Daryl is passionate about the ideals and values of the NHS and committed to using his skills and experience as a psychologist to support the transformational change required to realise the full potential of prudent health care.
His professional interests include the role of person-centred decision making in prudent healthcare, assurance through systematic learning as an alternative to top-down governance, integration of physical and psychological care, and using psychological principles to catalyse capable communities and communities of practice.
Reviewing the why, how, and who for neuro-rehabilitation in Wales
Adolygu y pam, sut a’r pwy ar gyfer adferiad niwroleg yng Nghymru
Daryl’s proposal builds on work he undertook as part of a Bevan Exemplar project evaluating the impact of a novel approach to neurorehabilitation. This approach is based on the application of recovery college principles in physical health. The project also explored the potential for increasing scope and scale of the college.
One focus for his Bevan Fellowship will be to explore further with key actors the shared outcomes that might be achieved by broadening the geographical and clinical reach of the recovery college. Then to work with stakeholders and key actors to co-create strategies and plans for testing the impact of increased scope and scale on what matters. The emphasis on what matters links with the second focus for his Bevan Fellowship.
The evaluation of the recovery college employed the Most Significant Change approach. This approach involves gathering stories that capture the change outcomes that were most valued by participants in the Recovery College. These stories were then reviewed by stakeholders and people of influence who were tasked with establishing consensus about which story represented the most significant change. The discussions that this generated elicited additional information about the outcomes at the heart of effective neurorehabilitation.
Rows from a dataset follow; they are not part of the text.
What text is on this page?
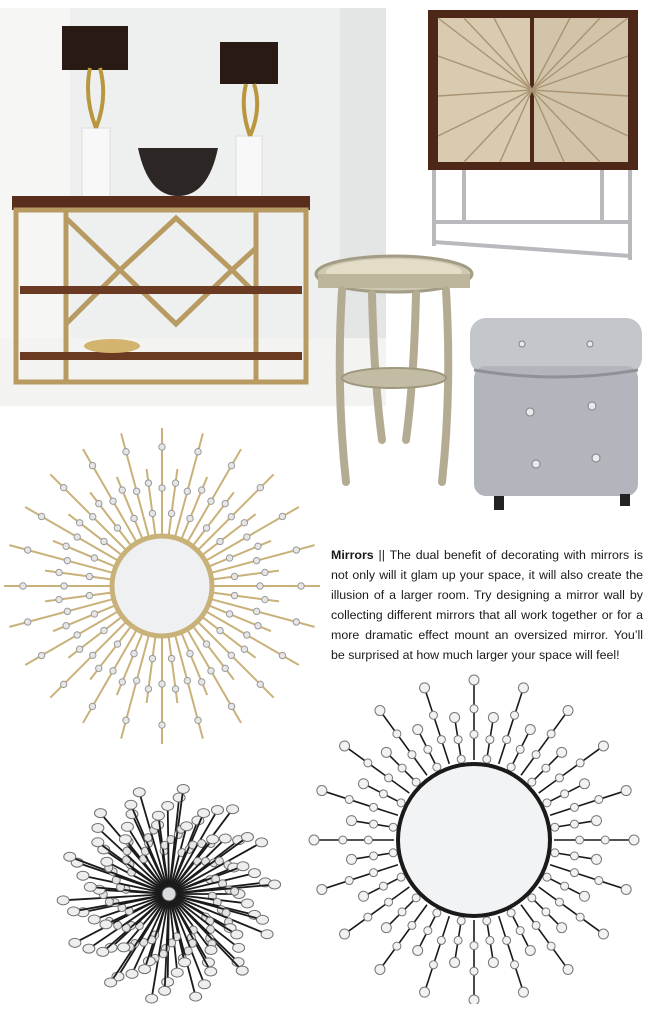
Mirrors || The dual benefit of decorating with mirrors is not only will it glam up your space, it will also create the illusion of a larger room. Try designing a mirror wall by collecting different mirrors that all work together or for a more dramatic effect mount an oversized mirror. You’ll be surprised at how much larger your space will feel!
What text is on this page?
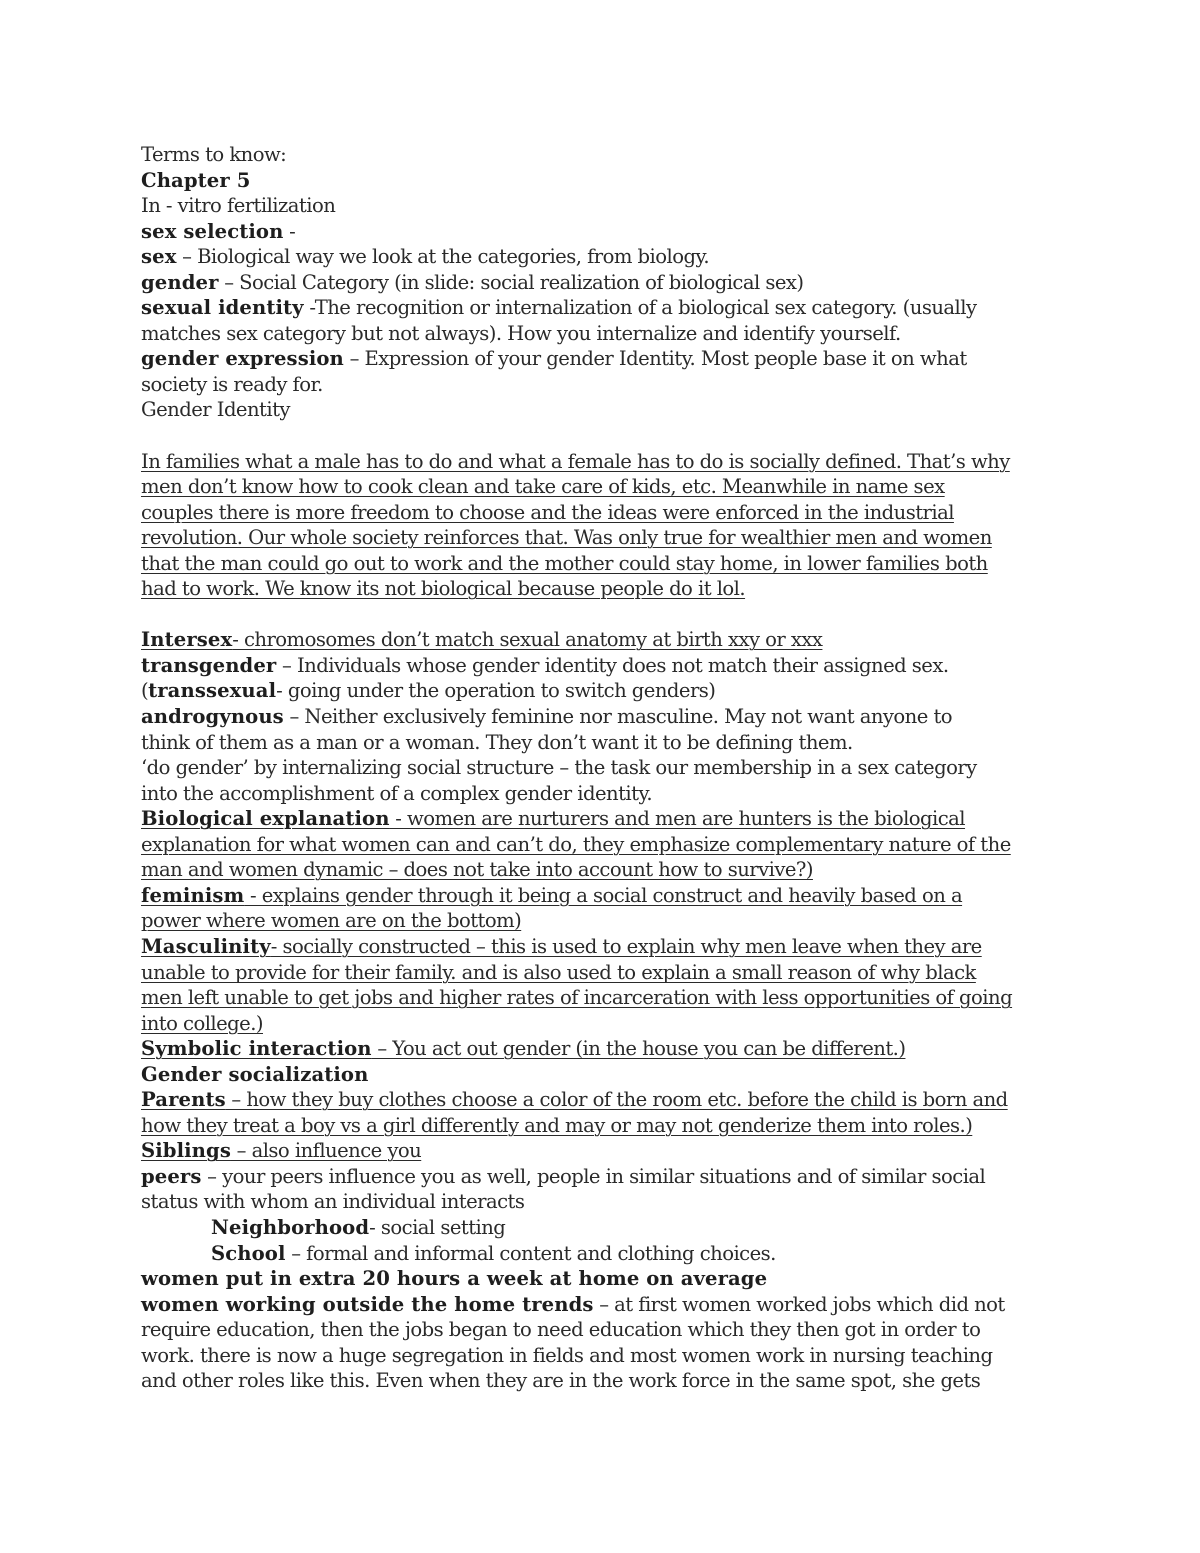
Terms to know:
Chapter 5
In - vitro fertilization
sex selection -
sex – Biological way we look at the categories, from biology.
gender – Social Category (in slide: social realization of biological sex)
sexual identity -The recognition or internalization of a biological sex category. (usually
matches sex category but not always). How you internalize and identify yourself.
gender expression – Expression of your gender Identity. Most people base it on what
society is ready for.
Gender Identity
In families what a male has to do and what a female has to do is socially defined. That’s why
men don’t know how to cook clean and take care of kids, etc. Meanwhile in name sex
couples there is more freedom to choose and the ideas were enforced in the industrial
revolution. Our whole society reinforces that. Was only true for wealthier men and women
that the man could go out to work and the mother could stay home, in lower families both
had to work. We know its not biological because people do it lol.
Intersex- chromosomes don’t match sexual anatomy at birth xxy or xxx
transgender – Individuals whose gender identity does not match their assigned sex.
(transsexual- going under the operation to switch genders)
androgynous – Neither exclusively feminine nor masculine. May not want anyone to
think of them as a man or a woman. They don’t want it to be defining them.
‘do gender’ by internalizing social structure – the task our membership in a sex category
into the accomplishment of a complex gender identity.
Biological explanation - women are nurturers and men are hunters is the biological
explanation for what women can and can’t do, they emphasize complementary nature of the
man and women dynamic – does not take into account how to survive?)
feminism - explains gender through it being a social construct and heavily based on a
power where women are on the bottom)
Masculinity- socially constructed – this is used to explain why men leave when they are
unable to provide for their family. and is also used to explain a small reason of why black
men left unable to get jobs and higher rates of incarceration with less opportunities of going
into college.)
Symbolic interaction – You act out gender (in the house you can be different.)
Gender socialization
Parents – how they buy clothes choose a color of the room etc. before the child is born and
how they treat a boy vs a girl differently and may or may not genderize them into roles.)
Siblings – also influence you
peers – your peers influence you as well, people in similar situations and of similar social
status with whom an individual interacts
Neighborhood- social setting
School – formal and informal content and clothing choices.
women put in extra 20 hours a week at home on average
women working outside the home trends – at first women worked jobs which did not
require education, then the jobs began to need education which they then got in order to
work. there is now a huge segregation in fields and most women work in nursing teaching
and other roles like this. Even when they are in the work force in the same spot, she gets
The other focus of his Bevan Fellowship is to create places and spaces for further collective enquiry into what matters in health and care, with a particular focus on long term neurological conditions.
The common thread running through both strands of his Bevan Fellowship proposal is the importance in effective decision making (clinical and strategic), starting by making sense of who are the key actors and what matters to them, before considering decisions about what strategies and actions to adopt. One way of expressing this is the importance of starting with why, before moving on to how and what.
“My hope is that being a Bevan Fellow will allow me to tap into the Bevan Commission’s network, support, and influence to establish a community of enquiry and learning across service silos and hierarchies, and across the traditional boundary of professional and patient. A community that is focussed on exploring and acting on the outcomes that really matter to people.”